In [1]:
import time

from selenium import webdriver
from selenium.webdriver.common.keys import Keys
import pandas as pd 


In [2]:
driver = webdriver.Chrome('/usr/local/bin/chromedriver')

### Methods for finding a single element 

- find_element_by_id
* find_element_by_name
* find_element_by_xpath (*personal favorite*) 
* find_element_by_link_text
* find_element_by_partial_link_text
* find_element_by_tag_name
* find_element_by_class_name
* find_element_by_css_selector

### Methods for finding multiple elements
* find_elements_by_name
* find_elements_by_xpath
* find_elements_by_link_text
* find_elements_by_partial_link_text
* find_elements_by_tag_name
* find_elements_by_class_name
* find_elements_by_css_selector

From the [Selenium Python Docs](https://selenium-python.readthedocs.io/locating-elements.html "Selenium Docs") 

In [None]:
# Logging in sample 

def sign_in(username, password):
    driver.get('https://www.instagram.com/accounts/login/')

    user_input = driver.find_element_by_name('username')
    password_input = driver.find_element_by_name('password')
    user_input.send_keys(username)
    password_input.send_keys(password)
    password_input.send_keys(Keys.ENTER)
    time.sleep(2)
    #check for modal
    pres_check = driver.find_element_by_xpath("//div[@role='presentation']")
    if pres_check: 
        not_now_button = driver.find_elements_by_xpath("//*[contains(text(), 'Not Now')]")
        if not_now_button: 
            not_now_button[0].send_keys(Keys.ENTER)
    print("you should be signed in now!")


In [None]:
# Try / Except is a scrapers friend 

try: 

    post_list = driver.find_element_by_class_name('Ln-UN')

except Exception as e:

        print("post_list didn't work", e)

        try: 

            post_list2 = driver.find_element_by_class_name('eLAPa')

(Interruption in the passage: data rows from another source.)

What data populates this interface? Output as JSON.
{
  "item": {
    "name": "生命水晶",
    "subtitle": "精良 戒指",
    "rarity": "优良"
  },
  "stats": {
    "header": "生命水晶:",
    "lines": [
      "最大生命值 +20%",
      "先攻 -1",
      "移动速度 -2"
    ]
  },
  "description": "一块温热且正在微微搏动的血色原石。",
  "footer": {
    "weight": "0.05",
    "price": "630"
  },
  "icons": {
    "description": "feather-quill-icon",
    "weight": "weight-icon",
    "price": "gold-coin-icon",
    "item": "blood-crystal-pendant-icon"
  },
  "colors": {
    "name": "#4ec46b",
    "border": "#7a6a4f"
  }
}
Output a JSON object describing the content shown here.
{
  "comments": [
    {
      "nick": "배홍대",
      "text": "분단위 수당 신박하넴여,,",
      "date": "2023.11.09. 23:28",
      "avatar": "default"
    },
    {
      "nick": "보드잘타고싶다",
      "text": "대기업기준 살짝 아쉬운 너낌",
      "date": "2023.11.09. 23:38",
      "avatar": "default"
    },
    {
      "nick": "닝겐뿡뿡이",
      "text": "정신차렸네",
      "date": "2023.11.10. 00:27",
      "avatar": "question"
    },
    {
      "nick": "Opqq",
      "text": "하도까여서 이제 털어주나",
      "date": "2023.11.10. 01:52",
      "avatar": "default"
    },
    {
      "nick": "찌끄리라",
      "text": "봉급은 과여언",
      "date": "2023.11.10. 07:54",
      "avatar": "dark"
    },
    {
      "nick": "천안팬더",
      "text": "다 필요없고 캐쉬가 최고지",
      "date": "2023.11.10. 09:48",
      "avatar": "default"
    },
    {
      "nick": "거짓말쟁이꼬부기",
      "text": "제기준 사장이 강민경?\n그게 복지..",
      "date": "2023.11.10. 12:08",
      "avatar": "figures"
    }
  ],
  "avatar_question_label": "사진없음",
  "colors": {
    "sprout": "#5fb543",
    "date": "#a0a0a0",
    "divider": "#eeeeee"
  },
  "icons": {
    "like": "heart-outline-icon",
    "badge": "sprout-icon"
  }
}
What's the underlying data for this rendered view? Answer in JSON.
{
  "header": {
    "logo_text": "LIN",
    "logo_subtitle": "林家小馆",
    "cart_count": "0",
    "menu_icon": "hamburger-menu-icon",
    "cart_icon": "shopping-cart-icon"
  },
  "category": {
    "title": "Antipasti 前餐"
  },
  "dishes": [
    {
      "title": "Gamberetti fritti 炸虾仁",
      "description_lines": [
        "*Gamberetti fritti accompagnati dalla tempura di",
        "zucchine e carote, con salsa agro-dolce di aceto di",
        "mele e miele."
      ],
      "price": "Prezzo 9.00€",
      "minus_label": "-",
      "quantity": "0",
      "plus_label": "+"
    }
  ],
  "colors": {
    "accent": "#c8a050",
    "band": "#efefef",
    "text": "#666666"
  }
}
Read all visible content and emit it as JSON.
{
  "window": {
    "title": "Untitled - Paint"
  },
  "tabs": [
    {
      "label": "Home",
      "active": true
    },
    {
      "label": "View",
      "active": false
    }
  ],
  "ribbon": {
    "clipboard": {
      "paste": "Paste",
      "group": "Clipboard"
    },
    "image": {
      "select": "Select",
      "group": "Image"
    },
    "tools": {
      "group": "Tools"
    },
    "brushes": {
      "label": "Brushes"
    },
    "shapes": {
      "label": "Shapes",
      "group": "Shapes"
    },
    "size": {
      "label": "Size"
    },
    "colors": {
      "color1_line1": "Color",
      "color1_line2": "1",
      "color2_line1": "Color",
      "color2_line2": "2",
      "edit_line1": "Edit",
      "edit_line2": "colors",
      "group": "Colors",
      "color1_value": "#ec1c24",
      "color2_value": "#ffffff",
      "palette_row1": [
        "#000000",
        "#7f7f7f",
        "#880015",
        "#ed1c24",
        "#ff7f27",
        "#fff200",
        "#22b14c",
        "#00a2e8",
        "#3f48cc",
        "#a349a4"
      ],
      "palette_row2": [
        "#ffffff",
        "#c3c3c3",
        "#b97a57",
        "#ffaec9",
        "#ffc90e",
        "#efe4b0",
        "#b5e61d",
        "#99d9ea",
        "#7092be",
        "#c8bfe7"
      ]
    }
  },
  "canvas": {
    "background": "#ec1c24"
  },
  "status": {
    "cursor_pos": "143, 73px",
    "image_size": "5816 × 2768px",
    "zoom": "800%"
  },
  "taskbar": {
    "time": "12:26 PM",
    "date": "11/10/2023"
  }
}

        except Exception as e:

            print("NoSuchElementException", e)
            
# also you can do it with a wait 

try: 
    
    element = driver.find_element_by_class_name('class-name')

except Exception as e:

        print("Looks like it can't find the element yet", e)
        time.sleep(2)

        try: 

            element_two_seconds_later = driver.find_element_by_class_name('class-name')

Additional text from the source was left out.